The program continued to fall apart when Trudeau announced only the WE Charity would administer the $900 million program, in which the government corruption bells began to ring. Members of Justin Trudeau’s family have received more than $500,000 from the WE Charity.  Finance minister Bill Morneau’s daughter works for WE and Morneau accepted $41,000 in travel expenses from the WE Charity for two trips in 2017. Its hard to deny the existence of some sort of relationship between the Kielburger Brothers — founders of the WE Charity — and Trudeau. Just look at the two $1,200 political donations Craig Kielburger gave to Justin Trudeau during his Liberal Party of Canada Leadership Campaign in 2012. 

Trudeau prioritized awarding an organization that he and various other Liberal ministers have a relationship with, rather than providing proper support to students. Trudeau’s timeline during his testimony explained that even before being approved to administer this program, the WE charity was told they could start charging expenses. If he truly had intentions of helping students, you would evaluate other organizations to administer the program, not tell WE they would be receiving the program two weeks before approval. Students were never accounted for and Mr. Trudeau’s timeline shows just that. 

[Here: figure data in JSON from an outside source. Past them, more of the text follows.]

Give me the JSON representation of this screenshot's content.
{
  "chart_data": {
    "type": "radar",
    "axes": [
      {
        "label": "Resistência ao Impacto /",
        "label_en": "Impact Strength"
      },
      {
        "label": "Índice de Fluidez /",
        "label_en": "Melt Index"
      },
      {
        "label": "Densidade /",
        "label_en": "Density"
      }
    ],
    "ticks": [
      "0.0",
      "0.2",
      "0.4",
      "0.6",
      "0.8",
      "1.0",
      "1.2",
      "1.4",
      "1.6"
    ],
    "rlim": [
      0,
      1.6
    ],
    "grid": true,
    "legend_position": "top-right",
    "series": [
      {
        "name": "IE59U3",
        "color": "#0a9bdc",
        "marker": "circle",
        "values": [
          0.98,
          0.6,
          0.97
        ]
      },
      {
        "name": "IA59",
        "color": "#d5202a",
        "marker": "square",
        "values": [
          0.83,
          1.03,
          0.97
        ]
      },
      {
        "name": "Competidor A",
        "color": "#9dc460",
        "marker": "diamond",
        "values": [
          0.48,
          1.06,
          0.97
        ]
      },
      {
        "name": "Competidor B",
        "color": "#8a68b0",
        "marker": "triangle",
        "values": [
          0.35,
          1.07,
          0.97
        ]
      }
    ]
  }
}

It doesn’t make sense for the government to give $900 million just because of family connections, but rather because WE is part of the Liberal Party election machine to help them with their re-election efforts. Just look at a 2017 election-style ad featuring Justin Trudeau to promote WE Charity where he promises to “invest” in youth.

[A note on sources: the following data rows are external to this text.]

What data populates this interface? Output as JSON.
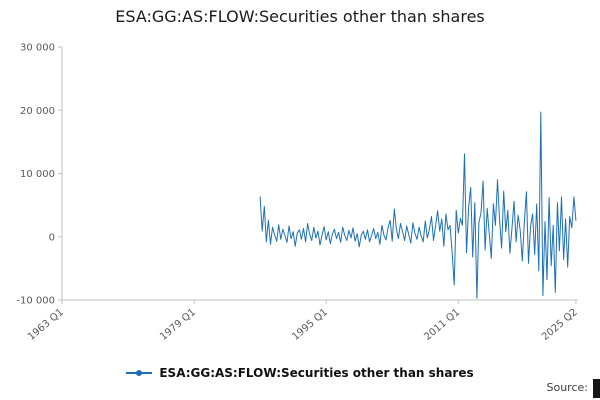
{
  "title": "ESA:GG:AS:FLOW:Securities other than shares",
  "legend": {
    "label": "ESA:GG:AS:FLOW:Securities other than shares"
  },
  "source": {
    "label": "Source:"
  },
  "colors": {
    "line": "#1d70b8",
    "axis": "#c2c2c2",
    "tick_text": "#595959"
  },
  "chart_data": {
    "type": "line",
    "title": "ESA:GG:AS:FLOW:Securities other than shares",
    "xlabel": "",
    "ylabel": "",
    "grid": false,
    "legend_position": "bottom",
    "xlim": [
      1963.0,
      2025.5
    ],
    "ylim": [
      -10000,
      30000
    ],
    "x_ticks": [
      {
        "label": "1963 Q1",
        "value": 1963.0
      },
      {
        "label": "1979 Q1",
        "value": 1979.0
      },
      {
        "label": "1995 Q1",
        "value": 1995.0
      },
      {
        "label": "2011 Q1",
        "value": 2011.0
      },
      {
        "label": "2025 Q2",
        "value": 2025.25
      }
    ],
    "y_ticks": [
      {
        "label": "-10 000",
        "value": -10000
      },
      {
        "label": "0",
        "value": 0
      },
      {
        "label": "10 000",
        "value": 10000
      },
      {
        "label": "20 000",
        "value": 20000
      },
      {
        "label": "30 000",
        "value": 30000
      }
    ],
    "series": [
      {
        "name": "ESA:GG:AS:FLOW:Securities other than shares",
        "start": 1987.0,
        "step": 0.25,
        "values": [
          6300,
          900,
          4800,
          -800,
          2600,
          -1200,
          1500,
          300,
          -700,
          1900,
          -400,
          1200,
          200,
          -900,
          1700,
          -300,
          800,
          -1500,
          600,
          1100,
          -400,
          1300,
          -800,
          2100,
          400,
          -600,
          1500,
          -200,
          900,
          -1300,
          300,
          1600,
          -500,
          800,
          -1100,
          400,
          1200,
          -300,
          700,
          -900,
          1500,
          200,
          -600,
          1000,
          -200,
          1400,
          -700,
          500,
          -1600,
          300,
          900,
          -400,
          1100,
          -800,
          200,
          1300,
          -300,
          700,
          -1200,
          1800,
          200,
          -500,
          1500,
          2600,
          -700,
          4400,
          1200,
          -300,
          2100,
          800,
          -600,
          1700,
          300,
          -1000,
          2200,
          600,
          -400,
          1500,
          200,
          -800,
          2500,
          -200,
          1200,
          3200,
          -600,
          1800,
          4100,
          900,
          2800,
          -1500,
          3600,
          1100,
          1800,
          -2400,
          -7600,
          4200,
          600,
          2900,
          1800,
          13100,
          -2500,
          4600,
          7800,
          -3200,
          5400,
          -9700,
          2200,
          3800,
          8800,
          -2100,
          4500,
          600,
          -3400,
          5200,
          1800,
          9000,
          2600,
          -1800,
          7200,
          800,
          4200,
          -2600,
          1400,
          5600,
          -800,
          3400,
          1000,
          -3800,
          2200,
          7100,
          -4200,
          1600,
          3600,
          -2800,
          5200,
          -5400,
          19700,
          -9300,
          2400,
          -6800,
          6200,
          -4600,
          1800,
          -8800,
          5400,
          -2200,
          6300,
          -3600,
          2800,
          -4800,
          3200,
          1400,
          6300,
          2600
        ]
      }
    ]
  }
}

As we dive deeper down the rabbit hole, I still think there is a much bigger picture to be painted here, along the lines of allowing a powerful organization he has connections with to help with his re-election efforts. What drives me up the wall with this controversy is every time ethics are brought up, the PMO goes right to the punchline, “this is about supporting students.” It’s not, and the Canadian Alliance of Students Associations has called on the government to scrap the program entirely and put the money in other supports instead. Instead of giving students the proper help we need, our Prime Minister and our Finance Minister put personal relationships above all else. Now Morneau has resigned and our Prime Minister is still under an ethics investigation. This time because of $900 million, an amount that could pay for every undergraduate student at the University of Calgary’s yearly tuition six times over.

This article is part of our Opinions section and does not necessarily reflect the views of the Gauntlet’s editorial board. The author holds a position with the University of Calgary Campus Conservatives.